The Legacy Loans Program is part of the government's latest Public-Private Investment program aimed at ridding banks of troubled assets by partnering private investors, the Treasury Department, and the FDIC in investment funds that would buy troubled assets at auction.
In the end, the government bears most of the downside risk, and only half of the upside benefits.
The program was made possible through an emergency provision in the FDIC charter for times of systemic risk. Under normal circumstances, such agency-level changes would be bound by the 1946 Administrative Procedure Act, which would include the public in the regulatory process by allowing them to comment and by publishing drafts in the Federal Register.
In the name of transparency, the FDIC sought comments even though it wasn't required to do so, and opened up a two week window from March 26-April 10 during which the public (and some paid lobbyists) weighed in. The FDIC is writing the rules for the program, taking into consideration those comments. Read more about the program and search the 400-plus comments about it here.
Interestingly, the Administrative Procedure Act was initiated as a result of another period of systemic risk, in an attempt to regulate the vastly expanding federal government during the Great Depression.
As part of his New Deal, Franklin Delano Roosevelt requested studies on the administrative process out of concern that giving newly created agencies and administrations a wide berth in policymaking could be unconstitutional. The act was meant to create a check on the administrative rulemaking process by codifying procedures.
Emory University law professor George Shepherd points out that the passage of the act was hotly contested, with conservatives arguing that it hindered individual rights, and liberals pushing for the need for flexibility and efficiency in times of great change. (Sound familiar?)
Shepherd calls the act a "bill of rights for the new regulatory state" that set the standard for the next 50 years on what the relationship between government, and private citizens, businesses and the economy. Agencies were given great latitude "limited only by relatively weak procedural requirements and judicial review," Shepherd wrote in the Northwestern University Law Review in 1996.
Given that administrative procedures are often used to produce favorable outcomes, maybe the need to be transparent wasn't the only motivation behind the FDIC's move to open the Legacy Loans Program for public comment. Those comments did include a fair amount of supporters.
One of the questions the FDIC posed was whether the identities of the private investors should be made public.

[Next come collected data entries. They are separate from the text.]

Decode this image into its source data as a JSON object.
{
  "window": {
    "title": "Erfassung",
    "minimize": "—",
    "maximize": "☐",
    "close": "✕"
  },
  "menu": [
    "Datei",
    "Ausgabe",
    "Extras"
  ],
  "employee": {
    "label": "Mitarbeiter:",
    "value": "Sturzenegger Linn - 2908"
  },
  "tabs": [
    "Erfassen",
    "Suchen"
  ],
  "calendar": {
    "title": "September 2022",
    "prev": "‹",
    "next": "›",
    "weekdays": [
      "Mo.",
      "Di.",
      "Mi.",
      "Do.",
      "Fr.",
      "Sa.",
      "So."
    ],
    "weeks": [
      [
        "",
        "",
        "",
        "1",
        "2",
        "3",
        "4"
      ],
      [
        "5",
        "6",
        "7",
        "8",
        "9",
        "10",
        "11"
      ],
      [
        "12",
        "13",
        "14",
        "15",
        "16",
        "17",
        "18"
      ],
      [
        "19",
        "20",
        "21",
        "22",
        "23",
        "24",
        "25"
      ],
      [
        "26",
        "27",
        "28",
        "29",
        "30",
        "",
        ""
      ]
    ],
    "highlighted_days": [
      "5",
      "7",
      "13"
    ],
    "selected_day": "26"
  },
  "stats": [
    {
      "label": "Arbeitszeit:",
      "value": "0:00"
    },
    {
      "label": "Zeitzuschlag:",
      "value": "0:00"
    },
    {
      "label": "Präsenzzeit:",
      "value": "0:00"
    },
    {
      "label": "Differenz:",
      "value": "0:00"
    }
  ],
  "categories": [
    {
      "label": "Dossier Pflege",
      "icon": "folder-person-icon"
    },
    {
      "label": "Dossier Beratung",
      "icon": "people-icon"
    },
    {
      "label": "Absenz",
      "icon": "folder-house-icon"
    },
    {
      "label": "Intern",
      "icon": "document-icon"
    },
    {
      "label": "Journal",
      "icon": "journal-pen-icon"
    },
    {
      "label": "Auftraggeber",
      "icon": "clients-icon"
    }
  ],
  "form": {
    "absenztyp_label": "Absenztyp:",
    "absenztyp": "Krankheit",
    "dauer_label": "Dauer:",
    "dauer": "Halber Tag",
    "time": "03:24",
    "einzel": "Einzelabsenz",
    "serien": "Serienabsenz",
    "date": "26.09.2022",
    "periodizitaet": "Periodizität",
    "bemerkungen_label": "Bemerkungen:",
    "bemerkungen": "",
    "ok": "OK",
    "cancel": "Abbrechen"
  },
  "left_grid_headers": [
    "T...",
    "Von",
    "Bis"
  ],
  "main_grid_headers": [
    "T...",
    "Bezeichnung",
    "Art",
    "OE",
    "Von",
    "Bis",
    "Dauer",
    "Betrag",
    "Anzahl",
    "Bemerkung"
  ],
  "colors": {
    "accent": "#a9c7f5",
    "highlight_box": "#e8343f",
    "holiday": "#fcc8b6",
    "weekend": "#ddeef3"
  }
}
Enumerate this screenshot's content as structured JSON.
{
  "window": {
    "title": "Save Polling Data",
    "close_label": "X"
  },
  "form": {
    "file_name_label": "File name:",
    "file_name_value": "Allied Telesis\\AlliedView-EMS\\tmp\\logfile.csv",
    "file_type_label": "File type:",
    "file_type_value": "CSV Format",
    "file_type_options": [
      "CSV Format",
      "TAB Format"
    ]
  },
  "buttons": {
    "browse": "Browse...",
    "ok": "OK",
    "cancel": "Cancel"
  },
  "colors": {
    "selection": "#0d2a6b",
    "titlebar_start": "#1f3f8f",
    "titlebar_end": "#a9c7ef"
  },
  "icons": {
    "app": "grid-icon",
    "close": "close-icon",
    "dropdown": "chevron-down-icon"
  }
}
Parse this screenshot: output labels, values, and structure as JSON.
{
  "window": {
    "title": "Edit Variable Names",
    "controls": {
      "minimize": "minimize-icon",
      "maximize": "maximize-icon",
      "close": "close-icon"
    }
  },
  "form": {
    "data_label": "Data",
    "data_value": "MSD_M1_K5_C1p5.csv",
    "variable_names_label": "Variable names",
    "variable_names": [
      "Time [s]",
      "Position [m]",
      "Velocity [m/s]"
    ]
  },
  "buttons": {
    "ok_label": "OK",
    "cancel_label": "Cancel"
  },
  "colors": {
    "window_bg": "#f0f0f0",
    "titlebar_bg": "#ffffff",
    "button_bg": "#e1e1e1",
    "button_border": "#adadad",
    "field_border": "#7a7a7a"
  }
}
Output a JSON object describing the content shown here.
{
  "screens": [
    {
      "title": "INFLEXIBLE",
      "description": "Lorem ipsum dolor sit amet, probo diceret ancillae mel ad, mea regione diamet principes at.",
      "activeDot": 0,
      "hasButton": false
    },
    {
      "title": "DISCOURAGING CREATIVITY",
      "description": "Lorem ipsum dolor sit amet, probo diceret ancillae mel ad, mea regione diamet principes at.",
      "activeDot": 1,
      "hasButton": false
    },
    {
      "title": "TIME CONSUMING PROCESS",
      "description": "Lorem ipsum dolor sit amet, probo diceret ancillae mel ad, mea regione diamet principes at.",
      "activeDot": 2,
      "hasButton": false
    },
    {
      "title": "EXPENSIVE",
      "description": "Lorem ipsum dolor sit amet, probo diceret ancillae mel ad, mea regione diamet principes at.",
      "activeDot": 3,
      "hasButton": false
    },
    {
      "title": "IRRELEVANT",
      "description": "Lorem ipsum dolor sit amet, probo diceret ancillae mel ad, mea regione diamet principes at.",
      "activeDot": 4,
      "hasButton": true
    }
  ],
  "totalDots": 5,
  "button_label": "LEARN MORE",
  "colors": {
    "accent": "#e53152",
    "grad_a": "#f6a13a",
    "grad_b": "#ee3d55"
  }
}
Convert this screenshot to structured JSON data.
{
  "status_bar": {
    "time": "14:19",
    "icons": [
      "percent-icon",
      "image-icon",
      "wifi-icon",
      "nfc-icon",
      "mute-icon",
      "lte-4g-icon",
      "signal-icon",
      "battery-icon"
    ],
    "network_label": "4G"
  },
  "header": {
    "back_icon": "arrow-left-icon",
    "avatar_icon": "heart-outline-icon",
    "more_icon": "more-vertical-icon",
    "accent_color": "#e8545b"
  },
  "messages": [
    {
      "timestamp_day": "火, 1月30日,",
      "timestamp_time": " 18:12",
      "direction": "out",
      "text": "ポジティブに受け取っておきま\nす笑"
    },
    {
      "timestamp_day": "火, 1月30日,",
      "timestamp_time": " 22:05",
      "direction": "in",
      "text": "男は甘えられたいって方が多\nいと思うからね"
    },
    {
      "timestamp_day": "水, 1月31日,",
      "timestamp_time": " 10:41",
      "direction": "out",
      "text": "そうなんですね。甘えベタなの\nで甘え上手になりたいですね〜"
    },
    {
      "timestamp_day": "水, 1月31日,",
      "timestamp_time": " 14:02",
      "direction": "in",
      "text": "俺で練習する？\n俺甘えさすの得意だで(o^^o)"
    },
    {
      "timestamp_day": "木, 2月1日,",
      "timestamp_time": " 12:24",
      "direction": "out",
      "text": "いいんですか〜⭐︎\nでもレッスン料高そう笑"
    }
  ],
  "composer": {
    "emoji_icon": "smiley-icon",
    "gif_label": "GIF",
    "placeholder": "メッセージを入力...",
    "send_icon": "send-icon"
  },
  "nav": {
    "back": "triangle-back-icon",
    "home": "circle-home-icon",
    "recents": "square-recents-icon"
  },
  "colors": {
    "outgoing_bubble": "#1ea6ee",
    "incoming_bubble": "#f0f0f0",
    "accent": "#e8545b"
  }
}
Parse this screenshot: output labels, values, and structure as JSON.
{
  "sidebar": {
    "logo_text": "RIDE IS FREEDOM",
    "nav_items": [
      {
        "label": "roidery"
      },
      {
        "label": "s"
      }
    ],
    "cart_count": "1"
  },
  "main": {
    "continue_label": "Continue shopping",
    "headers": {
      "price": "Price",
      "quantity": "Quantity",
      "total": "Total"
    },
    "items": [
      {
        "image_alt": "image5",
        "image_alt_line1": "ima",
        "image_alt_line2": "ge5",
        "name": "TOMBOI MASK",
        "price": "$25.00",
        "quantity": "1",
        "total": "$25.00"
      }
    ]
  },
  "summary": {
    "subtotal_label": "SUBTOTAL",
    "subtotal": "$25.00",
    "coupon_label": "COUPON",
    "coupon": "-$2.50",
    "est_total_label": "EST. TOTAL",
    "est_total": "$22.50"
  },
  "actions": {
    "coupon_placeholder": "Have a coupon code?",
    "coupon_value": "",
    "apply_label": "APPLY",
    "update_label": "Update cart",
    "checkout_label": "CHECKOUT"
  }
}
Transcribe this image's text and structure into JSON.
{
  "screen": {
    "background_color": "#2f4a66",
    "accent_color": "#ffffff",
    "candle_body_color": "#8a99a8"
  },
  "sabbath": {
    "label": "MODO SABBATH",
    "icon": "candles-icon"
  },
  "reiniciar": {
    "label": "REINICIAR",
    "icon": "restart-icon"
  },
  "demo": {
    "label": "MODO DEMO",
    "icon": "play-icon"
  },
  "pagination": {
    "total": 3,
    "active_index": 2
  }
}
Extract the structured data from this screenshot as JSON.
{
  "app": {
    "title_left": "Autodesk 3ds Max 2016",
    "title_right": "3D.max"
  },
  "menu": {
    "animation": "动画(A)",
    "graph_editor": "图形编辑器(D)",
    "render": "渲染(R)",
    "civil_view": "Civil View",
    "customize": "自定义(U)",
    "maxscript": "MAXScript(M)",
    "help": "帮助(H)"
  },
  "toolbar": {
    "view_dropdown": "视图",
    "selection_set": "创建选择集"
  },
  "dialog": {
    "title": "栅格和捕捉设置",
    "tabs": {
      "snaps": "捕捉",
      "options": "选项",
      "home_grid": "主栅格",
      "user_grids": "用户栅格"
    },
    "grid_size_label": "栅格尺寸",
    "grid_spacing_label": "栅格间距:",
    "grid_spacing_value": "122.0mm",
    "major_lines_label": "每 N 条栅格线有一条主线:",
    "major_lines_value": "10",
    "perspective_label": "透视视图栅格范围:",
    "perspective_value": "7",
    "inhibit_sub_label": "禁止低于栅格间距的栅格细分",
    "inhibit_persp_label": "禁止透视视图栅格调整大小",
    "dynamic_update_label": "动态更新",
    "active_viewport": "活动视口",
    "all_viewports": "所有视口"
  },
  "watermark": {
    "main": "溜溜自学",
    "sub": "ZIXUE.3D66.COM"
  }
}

One the side of transparency was The Center for Responsible Lending (one of the first groups to identify the housing crisis) which said public disclosures were essential “to ensure that homeowners can identify the ultimate owners of their mortgage loans, and that policymakers and independent analysts can meaningfully evaluate participants' performance under the Program.”'
But then there were commenters like Michael Boxer from the private investment firm Ramius LLC, who said, "We believe that making all investors' identities public may substantially reduce interest in the Program participation, particuarly among high-net-worth individuals and families who may not be interested in the publicity that participation would entail."
Commenting on such programs is kind of like the lotto, you can't win if you don't play. Anyone can participate in the process by viewing and submitting their thoughts on proposed rules at Regulations.gov and the Federal Register.